I had to act as fill-in feeder filler for Sandy who was visiting his grandchildren and Mrs Tootlepedal came up to the Moorland Project bird hide with me to help. We filled the feeders and then, while she scanned the hillside opposite the bird hide for signs of raptors (in vain), I sat in the hide and hoped for woodpeckers (also in vain).
There were a lot of great tits about…
…and colourful pheasants as usual…
…but mostly there were chaffinches in large numbers.
We didn’t stay there long as the light wasn’t very good and it was chilly but instead of going straight home, we parked the car not far away and walked down towards the River Tarras to see how the repairs to the road were going.
In December 2105, the road suffered from a landslip in a big storm…
…and the council has just got round to repairing it three and a bit years later.
It is a big job, requiring endless visits from quarry lorries…
…and they are of course damaging the surfaces of many of the roads over which they travel on the way to the site.
In the picture above, the compression of distance caused by the camera lens doesn’t show that the old road stops where the brown surface ends and they have cut away the banking below by a huge amount.
You can see the line of the old road on the right of the picture below and it gives some idea of the scale of the work needed for the repair.
How they are going to join the road back up to its original course defies my imagination. I shall be interested to follow the work as it progresses.
While we were walking along the road to and from the works, we saw a great many hazel catkins and I said to Mrs Tootlepedal that there might be hazel flowers too if we looked closely.
We looked closely.
They were were hard to see but once we got our eye in, we could see dozens of them.
As we left the work site, the keen eyed Mrs Tootlepedal spotted another blotch of red and thought that it was discarded orange peel. A second look showed that it was a scarlet elf cap (Sarcoscypha coccinea), a fungus that likes damp spots and leaf litter.
Further up the road, she stopped to look at a tree and I pointed out that if she looked down at her feet she would see another twenty elf cups all around.
She was impressed.
What with the excitement of seeing the road works, the elf cups and the hazel flowers, we forgot about the absence of raptors and woodpeckers and arrived home in time for coffee in a very cheerful mood.

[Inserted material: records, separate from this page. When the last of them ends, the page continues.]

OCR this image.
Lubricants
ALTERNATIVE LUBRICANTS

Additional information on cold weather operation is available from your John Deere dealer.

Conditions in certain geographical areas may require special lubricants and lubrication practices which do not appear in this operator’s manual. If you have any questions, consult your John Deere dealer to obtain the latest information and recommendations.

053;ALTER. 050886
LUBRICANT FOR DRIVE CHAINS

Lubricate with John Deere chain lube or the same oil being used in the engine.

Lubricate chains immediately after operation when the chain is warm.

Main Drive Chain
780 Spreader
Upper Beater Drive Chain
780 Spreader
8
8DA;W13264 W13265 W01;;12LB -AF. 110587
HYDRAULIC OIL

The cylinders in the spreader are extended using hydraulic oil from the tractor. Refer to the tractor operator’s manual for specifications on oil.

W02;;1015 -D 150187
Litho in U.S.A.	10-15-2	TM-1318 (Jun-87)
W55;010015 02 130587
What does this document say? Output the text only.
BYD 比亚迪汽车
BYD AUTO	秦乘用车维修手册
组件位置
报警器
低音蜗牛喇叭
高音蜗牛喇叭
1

The frogs had left the pond so I looked around for flowers. Some hellebores keep their heads up in a helpful way….
…but others call for crouching.
Fresh primroses are blooming.
Once we got inside and started on our coffee, I was able to enjoy some busy scenes at the feeder.
A siskin took a moment to survey the scene from the top of the feeder pole…
…while down below, it was all action in siskin world.
It was good to see a dozen siskins at the feeder today, the most we have seen this year.
I made some soup for lunch while Mrs Tootlepedal considered the business of making a patchwork rug for the rocking horse. She has time to do this because the crochet blanket has now been finished.
It has provided a very welcome distraction during the long winter nights.
Then it was time to go to Edinburgh and see Matilda. We had our usual enjoyable time and another good evening meal before catching the train home. Matilda told us that she would like to come and visit us for a change so I hope that this can be arranged in the not too distant future.
The flying bird of the day is a chaffinch who posed more carefully than any of the siskins.